24 January 2008

Dealing with Rejection


We can't all be heroes.

On the 17th Jan, 2008, I got my second rejection for the tender romance novel I spent a year of my life writing. It also came via email and comprised of three polite sentences. Three polite sentences for a year’s work! Suffice it say, it didn’t go down too well.

I did what I always do when I get a rejection, I launched straight into damage control. You know, the whole fall off the bike, get back on, laugh through your tears, stand up in the face of oppression manoeuvre. Of course, that can be really hard especially when you’re subconscious insists on being counterproductive.

“Another rejection! Isn’t this telling you something. This book is a lost cause!”

Ignoring your subconscious, especially mine, involves keeping busy. I got up, made myself a hot cup of coffee and immediately began surfing the net for other publishers. I burnt my tongue on my too hot coffee as I absentmindedly tried to gulp it down. The pain momentary blocks the voices in my head. But not for long.

"What's the point? You are never going to get this book published."

I click links on the screen at random. I'm trying to keep the distractions going. Trying not to listen.

"Clearly, this novel was a waste of time. How do you know, it’s even any good. Maybe it’s really bad and you’re just blind to it."

I'm not really reading the words on my computer screen. I'm just desperately pretending to.

"You're never going to break free of this cycle. You’re going to be unpublished for the rest of your life. You're useless!"

Alright. My hands drop from the key board and I stop kidding myself. Keeping busy isn’t working. Time to call in the big guns. I forward my rejection to everyone in my critque group asking for their opinion. Of course, I’m not really asking for their opinion. What I desperately need is a compliment or better yet, outrage. “How dare they reject your work! How dumb can they be!”

This is just a bump in the road right? That stooopid publisher just can't see how good I am, right? Cause I am good?.... aren't I? Maybe... Just a little.... For pete’s sake, give me something!

That's when my eyes start to fog a bit and I sit there resolutely blinking furiously.

I am not going to be pathetic.
I am not going to be pathetic.
I'm a business woman and if I had balls they’d be made of steel.
My boobs are solid rock anyway. Or maybe that’s just cause the baby is almost due for a feed. I get up and call my husband.

"I got rejected again!" I wail.

"Don't worry darling, someone else will take it?"

"What if no one does?"

"Don't worry, you'll write another."

Write another!
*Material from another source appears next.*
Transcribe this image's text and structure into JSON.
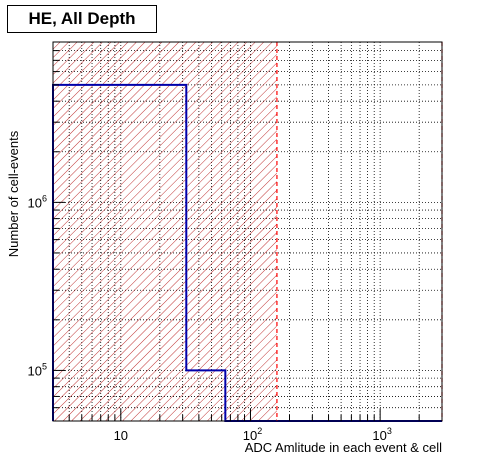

My fingers are in my hair pulling at the roots. The baby is crying in the background. The washing machine has just stopped and expects to be unloaded. And suddenly I'm panicking. When! Damn it! It’s not like novels just pop out of me like toast. I have no time, I have no ...

Some of my thoughts must have come blurting out because my husband’s voice is louder. He’s clearly trying to be heard over the hysteria. "Look, I'll try to come home early tonight okay. It'll be alright. You just need to keep trying."

Keep trying.

I put the phone down, knowing he's right. I've been an unpublished serious writer for twelve years. I know the drill. You try and you try and you try and when you're done trying, you try some more. That’s solution. That’s the big kick arse solution to dealing with rejection. If only it had a little more kick and a little less arse, we’d all be better for it.

So I went back to my computer to read the commiserations freshly arriving from my fabulous critique group and felt slightly better.

I am a great writer.
Loretta

03 January 2008

I got the call…er email!

Actually dh got the e-mail, I was swimming laps and he came out to tell me my fantasy short story, ‘Dar-Otter, Pearl Otter, Can’t find me’ had been accepted by Wet Ink Magazine for their March edition (issue 10). I told dh to stop joking and went back to swimming. Then dh came out with a print of the e-mail.
The laps were forgotten.
Absolute disbelief. I know I should say elation or something. It’s a bit surreal. Part of me goes it’s only a short story, get over yourself, the other half, ‘I’m published, Woo hoo!’
What a start for 2008.
Now its fingers to keyboard to edit and submit something bigger.

A big thankyou to my dh, miss 4 and 1.5 and the WINK girls for all their support and help.